While EAPs and other stress-management measures provide relief for the symptoms of stress, they do little to address the underlying causes of stress. Because stress-management initiatives focus on the worker who is experiencing the stress, rather than on the environment that is producing it, the benefits of these initiatives are likely to be superficial and short lived. If employers are serious about reducing stress in the workplace, experts agree that they must find ways to implement organizational change; that is, they must take steps to improve overall working conditions.

Research shows that common to almost all job stress is the feeling of having little control in one’s work life: employees have no say in how they manage their time and workload, or they feel unable to approach their supervisor with ideas, or they feel isolated from coworkers. To answer this problem, organizational change should focus on ways to give employees “ownership” of their own jobs and a sense of active involvement with the company. Employees will feel more secure in their positions if:

  • their roles and responsibilities are clearly defined, so they know exactly what is expected of them;
  • managers encourage initiative taking and independent problem solving;
  • managers share information that affects their job security.

Employees will feel more valued and respected if:

  • managers ask them for input about decisions that directly affect their jobs;
  • managers demonstrate some flexibility about scheduling in order to accommodate family needs;
  • managers give credit for a job well done.

Employees will more purposeful and effective in their work if:

  • they are not expected to meet unrealistic deadlines;
  • they are given opportunities for professional growth and career advancement;
  • managers promote social interaction, teamwork, and a sense of mutual interdependence among staff.

By fostering a working environment in which employees have a greater sense of agency, or control, in their work, managers not only reduce employee stress and its many negative consequences but also gain happier, more motivated, and more productive employees.

Recent Trends

Since the mid-1990s advances in technology have added many conveniences to the workplace. E-mail, instant messaging, and voicemail have quickened and increased the volume of communications. Cell phones have enabled employees to get a little bit of extra work done while sitting in traffic or at the airport. Laptop computers and PDAs, or handheld electronic planners, have made it possible for employees to take work home, on public transportation, on vacation, or anywhere.

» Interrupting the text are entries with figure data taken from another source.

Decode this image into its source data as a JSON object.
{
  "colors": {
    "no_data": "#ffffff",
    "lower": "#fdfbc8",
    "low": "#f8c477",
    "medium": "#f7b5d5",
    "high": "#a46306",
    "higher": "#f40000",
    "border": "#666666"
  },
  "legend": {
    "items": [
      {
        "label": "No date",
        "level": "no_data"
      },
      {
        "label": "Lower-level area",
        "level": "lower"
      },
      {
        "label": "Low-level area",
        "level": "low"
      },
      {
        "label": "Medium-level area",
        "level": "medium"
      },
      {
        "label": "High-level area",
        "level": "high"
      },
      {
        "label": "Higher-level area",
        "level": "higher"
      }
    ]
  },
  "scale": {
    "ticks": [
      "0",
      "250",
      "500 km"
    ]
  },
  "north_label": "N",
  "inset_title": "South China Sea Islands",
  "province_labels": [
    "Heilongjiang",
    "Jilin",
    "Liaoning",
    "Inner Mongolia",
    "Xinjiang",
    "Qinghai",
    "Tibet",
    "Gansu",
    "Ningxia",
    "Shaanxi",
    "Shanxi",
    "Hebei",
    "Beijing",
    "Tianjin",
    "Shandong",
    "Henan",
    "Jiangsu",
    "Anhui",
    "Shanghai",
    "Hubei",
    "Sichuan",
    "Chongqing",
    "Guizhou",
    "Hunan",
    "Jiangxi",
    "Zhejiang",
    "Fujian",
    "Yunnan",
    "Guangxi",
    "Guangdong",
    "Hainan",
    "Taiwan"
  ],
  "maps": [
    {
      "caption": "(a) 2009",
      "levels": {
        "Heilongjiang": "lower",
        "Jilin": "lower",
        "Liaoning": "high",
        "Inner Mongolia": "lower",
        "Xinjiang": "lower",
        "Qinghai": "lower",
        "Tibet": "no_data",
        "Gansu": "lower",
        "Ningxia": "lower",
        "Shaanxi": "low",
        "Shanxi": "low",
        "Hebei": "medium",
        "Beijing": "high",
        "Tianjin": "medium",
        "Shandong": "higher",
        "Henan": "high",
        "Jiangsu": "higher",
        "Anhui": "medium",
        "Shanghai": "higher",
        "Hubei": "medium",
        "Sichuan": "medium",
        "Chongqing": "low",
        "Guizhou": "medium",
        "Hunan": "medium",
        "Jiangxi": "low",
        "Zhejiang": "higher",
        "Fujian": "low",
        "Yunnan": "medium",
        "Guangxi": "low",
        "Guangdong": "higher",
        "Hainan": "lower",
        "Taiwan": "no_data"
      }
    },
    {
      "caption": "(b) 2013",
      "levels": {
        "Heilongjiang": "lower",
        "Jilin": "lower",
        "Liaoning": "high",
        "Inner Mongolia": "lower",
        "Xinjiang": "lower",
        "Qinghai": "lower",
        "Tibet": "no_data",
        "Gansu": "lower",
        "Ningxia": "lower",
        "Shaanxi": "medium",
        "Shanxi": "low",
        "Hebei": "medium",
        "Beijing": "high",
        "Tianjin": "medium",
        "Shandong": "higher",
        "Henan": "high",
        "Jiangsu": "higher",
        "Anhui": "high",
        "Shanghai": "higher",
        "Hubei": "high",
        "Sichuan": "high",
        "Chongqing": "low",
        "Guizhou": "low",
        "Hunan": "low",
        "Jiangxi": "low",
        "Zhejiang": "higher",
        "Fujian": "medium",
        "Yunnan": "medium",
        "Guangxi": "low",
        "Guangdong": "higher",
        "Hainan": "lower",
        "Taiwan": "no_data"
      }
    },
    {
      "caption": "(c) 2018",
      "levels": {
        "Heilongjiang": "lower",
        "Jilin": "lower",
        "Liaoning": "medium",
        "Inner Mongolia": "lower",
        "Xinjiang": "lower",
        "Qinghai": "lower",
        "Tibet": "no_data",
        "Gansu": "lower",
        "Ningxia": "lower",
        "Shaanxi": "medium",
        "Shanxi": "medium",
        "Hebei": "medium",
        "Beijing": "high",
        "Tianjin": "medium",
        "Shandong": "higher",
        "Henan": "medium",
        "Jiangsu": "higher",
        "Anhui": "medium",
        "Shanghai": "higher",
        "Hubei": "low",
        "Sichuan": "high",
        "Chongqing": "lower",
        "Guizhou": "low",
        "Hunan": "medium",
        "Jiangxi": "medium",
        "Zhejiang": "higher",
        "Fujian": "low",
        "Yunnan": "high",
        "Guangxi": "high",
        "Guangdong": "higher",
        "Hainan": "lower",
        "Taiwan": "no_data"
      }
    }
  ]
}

These conveniences also have brought a significant increase in job stress for many workers, who report feeling pressure to be constantly available or “in touch” with the office and to respond immediately to memos, requests, and other work-related business. For many workers who feel compelled to take a business call in the middle of a family dinner or a child’s soccer game, there is no longer a clear divide between work and home. With frustrated spouses and disappointed children at home and demanding supervisors and coworkers at the office, many workers struggle with technology-related stress more than ever.